Regulatory Reform (Fire Safety) Order 2005
- Parliament of the United Kingdom
- Citation: SI 2005/1541
- Introduced by: Jim Fitzpatrick
- Territorial extent: England and Wales

Dates
- Made: 7 June 2006
- Commencement: 8 June 2006 (articles 1 and 52(1)(a); 1 April 2006 (rest of SI);

Other legislation
- Amends: Rent Act 1977; Zoo Licensing Act 1981; Fire Safety and Safety of Places of Sport Act 1987; Capital Allowances Act 2001;
- Repeals/revokes: Fire Precautions Act 1971; Fire Precautions (Loans) Act 1973; Smoke Detectors Act 1991;
- Made under: Regulatory Reform Act 2001
- Amended by: Regulatory Reform (Fire Safety) Subordinate Provisions Order 2006;

Status: Amended

History of passage through Parliament

Text of statute as originally enacted

Text of the Regulatory Reform (Fire Safety) Order 2005 as in force today (including any amendments) within the United Kingdom, from legislation.gov.uk.

= Regulatory Reform (Fire Safety) Order 2005 =

United Kingdom Statutory Instrument

The Regulatory Reform (Fire Safety) Order 2005 (SI 2005/1541) is a statutory instrument applicable in England and Wales.

== Provisions ==
The order places the responsibility on individuals within an organisation to carry out risk assessments to identify, manage and reduce the risk of fire.
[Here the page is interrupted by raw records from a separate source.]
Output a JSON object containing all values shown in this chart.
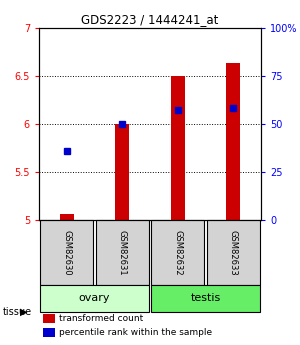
{
  "title": "GDS2223 / 1444241_at",
  "samples": [
    "GSM82630",
    "GSM82631",
    "GSM82632",
    "GSM82633"
  ],
  "red_bar_values": [
    5.07,
    6.0,
    6.5,
    6.63
  ],
  "blue_square_values": [
    5.72,
    6.0,
    6.15,
    6.17
  ],
  "y_min": 5.0,
  "y_max": 7.0,
  "y_ticks": [
    5.0,
    5.5,
    6.0,
    6.5,
    7.0
  ],
  "right_y_ticks": [
    0,
    25,
    50,
    75,
    100
  ],
  "bar_color": "#cc0000",
  "square_color": "#0000cc",
  "background_color": "#ffffff",
  "ovary_color": "#ccffcc",
  "testis_color": "#66ee66",
  "sample_box_color": "#d3d3d3",
  "bar_width": 0.25
}
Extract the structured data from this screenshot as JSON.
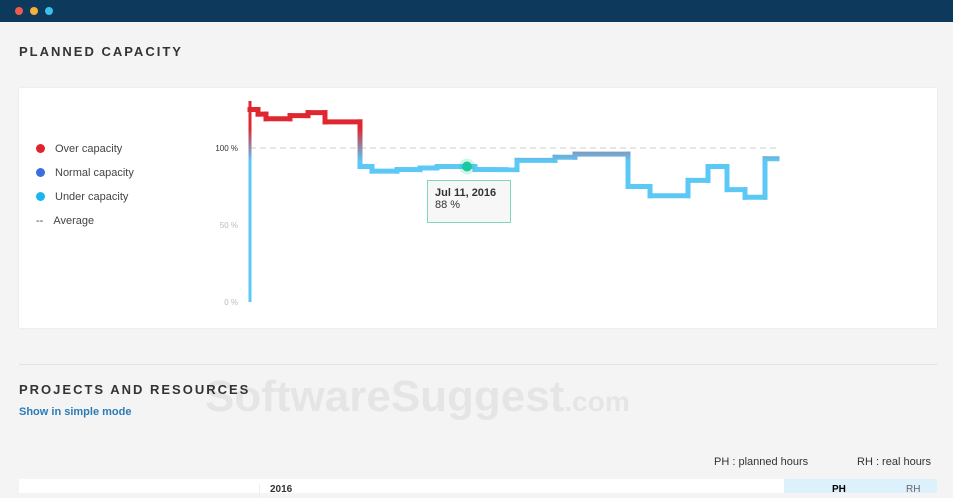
{
  "window": {
    "buttons": [
      "close",
      "minimize",
      "maximize"
    ]
  },
  "planned_capacity": {
    "title": "PLANNED CAPACITY",
    "legend": [
      {
        "label": "Over capacity",
        "color": "#e0232b",
        "marker": "dot"
      },
      {
        "label": "Normal capacity",
        "color": "#3a6ee0",
        "marker": "dot"
      },
      {
        "label": "Under capacity",
        "color": "#1ab4f0",
        "marker": "dot"
      },
      {
        "label": "Average",
        "marker": "--"
      }
    ],
    "y_ticks": [
      "100 %",
      "50 %",
      "0 %"
    ],
    "tooltip": {
      "date": "Jul 11, 2016",
      "value": "88 %"
    }
  },
  "chart_data": {
    "type": "line",
    "step": true,
    "ylim": [
      0,
      130
    ],
    "average": 100,
    "values": [
      125,
      122,
      119,
      121,
      123,
      117,
      88,
      85,
      86,
      87,
      88,
      86,
      92,
      94,
      96,
      75,
      69,
      79,
      88,
      73,
      68,
      93
    ],
    "colors": {
      "over": "#e0262f",
      "under": "#5bc8f5",
      "highlight": "#1bc9a0",
      "average": "#cccccc"
    }
  },
  "projects": {
    "title": "PROJECTS AND RESOURCES",
    "simple_mode_link": "Show in simple mode",
    "legend_ph": "PH : planned hours",
    "legend_rh": "RH : real hours",
    "year": "2016",
    "col_ph": "PH",
    "col_rh": "RH"
  },
  "watermark": {
    "text": "SoftwareSuggest",
    ".com": ".com"
  }
}
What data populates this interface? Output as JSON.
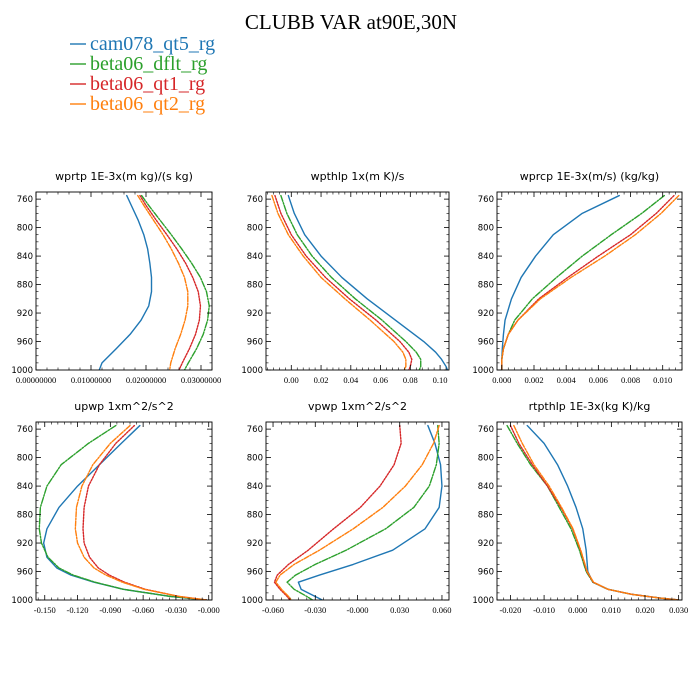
{
  "figure": {
    "title": "CLUBB VAR at90E,30N"
  },
  "legend": [
    {
      "name": "cam078_qt5_rg",
      "color": "#1f77b4",
      "dash": ""
    },
    {
      "name": "beta06_dflt_rg",
      "color": "#2ca02c",
      "dash": "6,1.5,1.5,1.5"
    },
    {
      "name": "beta06_qt1_rg",
      "color": "#d62728",
      "dash": "1.6,1.4"
    },
    {
      "name": "beta06_qt2_rg",
      "color": "#ff7f0e",
      "dash": "5,1.5,1.5,1.5"
    }
  ],
  "chart_data": [
    {
      "type": "line",
      "title": "wprtp  1E-3x(m kg)/(s kg)",
      "xlim": [
        0,
        0.032
      ],
      "ylim": [
        1000,
        750
      ],
      "yticks": [
        760,
        800,
        840,
        880,
        920,
        960,
        1000
      ],
      "xticks": [
        0,
        0.01,
        0.02,
        0.03
      ],
      "xticklabels": [
        "0.00000000",
        "0.01000000",
        "0.02000000",
        "0.03000000"
      ],
      "y": [
        755,
        770,
        790,
        810,
        830,
        850,
        870,
        890,
        910,
        930,
        950,
        970,
        990,
        1000
      ],
      "series": [
        {
          "name": "cam078_qt5_rg",
          "values": [
            0.0165,
            0.0174,
            0.0186,
            0.0196,
            0.0203,
            0.0207,
            0.021,
            0.021,
            0.0205,
            0.0191,
            0.0171,
            0.0146,
            0.012,
            0.0115
          ]
        },
        {
          "name": "beta06_dflt_rg",
          "values": [
            0.0192,
            0.0206,
            0.0226,
            0.0246,
            0.0265,
            0.0283,
            0.0299,
            0.031,
            0.0315,
            0.0312,
            0.0304,
            0.0292,
            0.0277,
            0.027
          ]
        },
        {
          "name": "beta06_qt1_rg",
          "values": [
            0.0189,
            0.0201,
            0.0219,
            0.0238,
            0.0256,
            0.0272,
            0.0285,
            0.0295,
            0.0299,
            0.0297,
            0.029,
            0.0279,
            0.0266,
            0.026
          ]
        },
        {
          "name": "beta06_qt2_rg",
          "values": [
            0.0185,
            0.0197,
            0.0214,
            0.0231,
            0.0246,
            0.0259,
            0.027,
            0.0276,
            0.0276,
            0.0271,
            0.0263,
            0.0253,
            0.0245,
            0.0243
          ]
        }
      ]
    },
    {
      "type": "line",
      "title": "wpthlp  1x(m K)/s",
      "xlim": [
        -0.017,
        0.106
      ],
      "ylim": [
        1000,
        750
      ],
      "yticks": [
        760,
        800,
        840,
        880,
        920,
        960,
        1000
      ],
      "xticks": [
        0,
        0.02,
        0.04,
        0.06,
        0.08,
        0.1
      ],
      "xticklabels": [
        "0.00",
        "0.02",
        "0.04",
        "0.06",
        "0.08",
        "0.10"
      ],
      "y": [
        755,
        780,
        810,
        840,
        870,
        900,
        930,
        960,
        975,
        985,
        995,
        1000
      ],
      "series": [
        {
          "name": "cam078_qt5_rg",
          "values": [
            -0.002,
            0.002,
            0.009,
            0.02,
            0.034,
            0.051,
            0.07,
            0.089,
            0.097,
            0.101,
            0.104,
            0.105
          ]
        },
        {
          "name": "beta06_dflt_rg",
          "values": [
            -0.007,
            -0.003,
            0.004,
            0.014,
            0.027,
            0.043,
            0.061,
            0.077,
            0.084,
            0.087,
            0.087,
            0.086
          ]
        },
        {
          "name": "beta06_qt1_rg",
          "values": [
            -0.011,
            -0.007,
            0.0,
            0.01,
            0.023,
            0.039,
            0.057,
            0.073,
            0.079,
            0.081,
            0.08,
            0.079
          ]
        },
        {
          "name": "beta06_qt2_rg",
          "values": [
            -0.013,
            -0.009,
            -0.002,
            0.008,
            0.02,
            0.036,
            0.053,
            0.069,
            0.075,
            0.077,
            0.077,
            0.076
          ]
        }
      ]
    },
    {
      "type": "line",
      "title": "wprcp  1E-3x(m/s) (kg/kg)",
      "xlim": [
        -0.0003,
        0.0112
      ],
      "ylim": [
        1000,
        750
      ],
      "yticks": [
        760,
        800,
        840,
        880,
        920,
        960,
        1000
      ],
      "xticks": [
        0,
        0.002,
        0.004,
        0.006,
        0.008,
        0.01
      ],
      "xticklabels": [
        "0.000",
        "0.002",
        "0.004",
        "0.006",
        "0.008",
        "0.010"
      ],
      "y": [
        755,
        780,
        810,
        840,
        870,
        900,
        930,
        950,
        970,
        985,
        1000
      ],
      "series": [
        {
          "name": "cam078_qt5_rg",
          "values": [
            0.0073,
            0.005,
            0.0032,
            0.0021,
            0.0012,
            0.0006,
            0.0002,
            0.0001,
            3e-05,
            0.0,
            0.0
          ]
        },
        {
          "name": "beta06_dflt_rg",
          "values": [
            0.0101,
            0.0087,
            0.0068,
            0.005,
            0.0034,
            0.0019,
            0.0008,
            0.0004,
            0.0001,
            0.0,
            0.0
          ]
        },
        {
          "name": "beta06_qt1_rg",
          "values": [
            0.0107,
            0.0096,
            0.008,
            0.006,
            0.0041,
            0.0023,
            0.001,
            0.0004,
            0.0001,
            0.0,
            0.0
          ]
        },
        {
          "name": "beta06_qt2_rg",
          "values": [
            0.011,
            0.0099,
            0.0083,
            0.0064,
            0.0043,
            0.0024,
            0.001,
            0.0004,
            0.0001,
            0.0,
            0.0
          ]
        }
      ]
    },
    {
      "type": "line",
      "title": "upwp  1xm^2/s^2",
      "xlim": [
        -0.158,
        0.003
      ],
      "ylim": [
        1000,
        750
      ],
      "yticks": [
        760,
        800,
        840,
        880,
        920,
        960,
        1000
      ],
      "xticks": [
        -0.15,
        -0.12,
        -0.09,
        -0.06,
        -0.03,
        0.0
      ],
      "xticklabels": [
        "-0.150",
        "-0.120",
        "-0.090",
        "-0.060",
        "-0.030",
        "-0.000"
      ],
      "y": [
        755,
        780,
        810,
        840,
        870,
        900,
        920,
        940,
        955,
        965,
        975,
        985,
        995,
        1000
      ],
      "series": [
        {
          "name": "cam078_qt5_rg",
          "values": [
            -0.063,
            -0.08,
            -0.1,
            -0.12,
            -0.137,
            -0.148,
            -0.151,
            -0.148,
            -0.139,
            -0.126,
            -0.105,
            -0.078,
            -0.035,
            -0.002
          ]
        },
        {
          "name": "beta06_dflt_rg",
          "values": [
            -0.085,
            -0.11,
            -0.135,
            -0.148,
            -0.154,
            -0.155,
            -0.153,
            -0.147,
            -0.137,
            -0.124,
            -0.104,
            -0.078,
            -0.035,
            -0.002
          ]
        },
        {
          "name": "beta06_qt1_rg",
          "values": [
            -0.068,
            -0.085,
            -0.1,
            -0.11,
            -0.114,
            -0.115,
            -0.114,
            -0.109,
            -0.101,
            -0.091,
            -0.077,
            -0.058,
            -0.027,
            -0.002
          ]
        },
        {
          "name": "beta06_qt2_rg",
          "values": [
            -0.072,
            -0.09,
            -0.106,
            -0.116,
            -0.121,
            -0.122,
            -0.12,
            -0.114,
            -0.105,
            -0.094,
            -0.079,
            -0.059,
            -0.027,
            -0.002
          ]
        }
      ]
    },
    {
      "type": "line",
      "title": "vpwp  1xm^2/s^2",
      "xlim": [
        -0.065,
        0.065
      ],
      "ylim": [
        1000,
        750
      ],
      "yticks": [
        760,
        800,
        840,
        880,
        920,
        960,
        1000
      ],
      "xticks": [
        -0.06,
        -0.03,
        0.0,
        0.03,
        0.06
      ],
      "xticklabels": [
        "-0.060",
        "-0.030",
        "-0.000",
        "0.030",
        "0.060"
      ],
      "y": [
        755,
        780,
        810,
        840,
        870,
        900,
        930,
        950,
        965,
        975,
        985,
        995,
        1000
      ],
      "series": [
        {
          "name": "cam078_qt5_rg",
          "values": [
            0.05,
            0.055,
            0.059,
            0.06,
            0.058,
            0.048,
            0.025,
            -0.003,
            -0.027,
            -0.042,
            -0.04,
            -0.03,
            -0.025
          ]
        },
        {
          "name": "beta06_dflt_rg",
          "values": [
            0.057,
            0.058,
            0.056,
            0.051,
            0.04,
            0.02,
            -0.008,
            -0.03,
            -0.044,
            -0.05,
            -0.045,
            -0.036,
            -0.032
          ]
        },
        {
          "name": "beta06_qt1_rg",
          "values": [
            0.03,
            0.031,
            0.026,
            0.016,
            0.002,
            -0.017,
            -0.035,
            -0.049,
            -0.057,
            -0.059,
            -0.055,
            -0.05,
            -0.048
          ]
        },
        {
          "name": "beta06_qt2_rg",
          "values": [
            0.058,
            0.054,
            0.046,
            0.034,
            0.018,
            -0.003,
            -0.027,
            -0.045,
            -0.055,
            -0.058,
            -0.054,
            -0.049,
            -0.047
          ]
        }
      ]
    },
    {
      "type": "line",
      "title": "rtpthlp  1E-3x(kg K)/kg",
      "xlim": [
        -0.024,
        0.031
      ],
      "ylim": [
        1000,
        750
      ],
      "yticks": [
        760,
        800,
        840,
        880,
        920,
        960,
        1000
      ],
      "xticks": [
        -0.02,
        -0.01,
        0.0,
        0.01,
        0.02,
        0.03
      ],
      "xticklabels": [
        "-0.020",
        "-0.010",
        "0.000",
        "0.010",
        "0.020",
        "0.030"
      ],
      "y": [
        755,
        780,
        810,
        840,
        870,
        900,
        930,
        960,
        975,
        985,
        992,
        997,
        1000
      ],
      "series": [
        {
          "name": "cam078_qt5_rg",
          "values": [
            -0.015,
            -0.01,
            -0.006,
            -0.003,
            -0.0005,
            0.0015,
            0.0025,
            0.003,
            0.0045,
            0.009,
            0.016,
            0.024,
            0.03
          ]
        },
        {
          "name": "beta06_dflt_rg",
          "values": [
            -0.021,
            -0.018,
            -0.014,
            -0.009,
            -0.0055,
            -0.002,
            0.0005,
            0.0025,
            0.0045,
            0.009,
            0.016,
            0.024,
            0.03
          ]
        },
        {
          "name": "beta06_qt1_rg",
          "values": [
            -0.02,
            -0.0175,
            -0.0135,
            -0.009,
            -0.005,
            -0.0015,
            0.0008,
            0.0027,
            0.0046,
            0.009,
            0.016,
            0.024,
            0.03
          ]
        },
        {
          "name": "beta06_qt2_rg",
          "values": [
            -0.019,
            -0.0165,
            -0.013,
            -0.0085,
            -0.0048,
            -0.0014,
            0.0009,
            0.0028,
            0.0047,
            0.009,
            0.016,
            0.024,
            0.03
          ]
        }
      ]
    }
  ]
}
The order became law on 7 June 2005 and came into force on 1 October 2006.

The order compelled councils to conduct fire risk assessments of buildings before and during major refurbishments.

Guidance for businesses is available in the form of 16 government-published documents, with general guidance, a five-step checklist and 12 documents pertaining specifically to a particular type of business premises. On 5 January 2016, responsibility for fire and rescue policy transferred from the Department for Communities and Local Government to the Home Office, who then became responsible for the guidance. The guidance does not normally apply to domestic premises.

Prior to the order, under the Fire Precautions Act 1971, all public and commercial buildings, and all non-single-household domestic dwellings (apart from houses in multiple occupation), were required to hold a valid fire safety certificate issued annually after an inspection by the Fire Service. This regime was replaced with assessment by third-party fire-risk assessors contracted by building owners and landlords, with no mandated timeframe for checks, and no mandated professional qualifications.

In 2013, the Fire Service found that 14% of risk assessments were non-compliant with the law, and in 2018 it was found that 500 out of 800 of the UK's fire risk assessors were not registered with accredited bodies.

== Commencement ==
The order took effect in 2006.

== Further developments ==
In 2010, the headquarters of the Department of Communities and Local Government was found to be in violation of the order.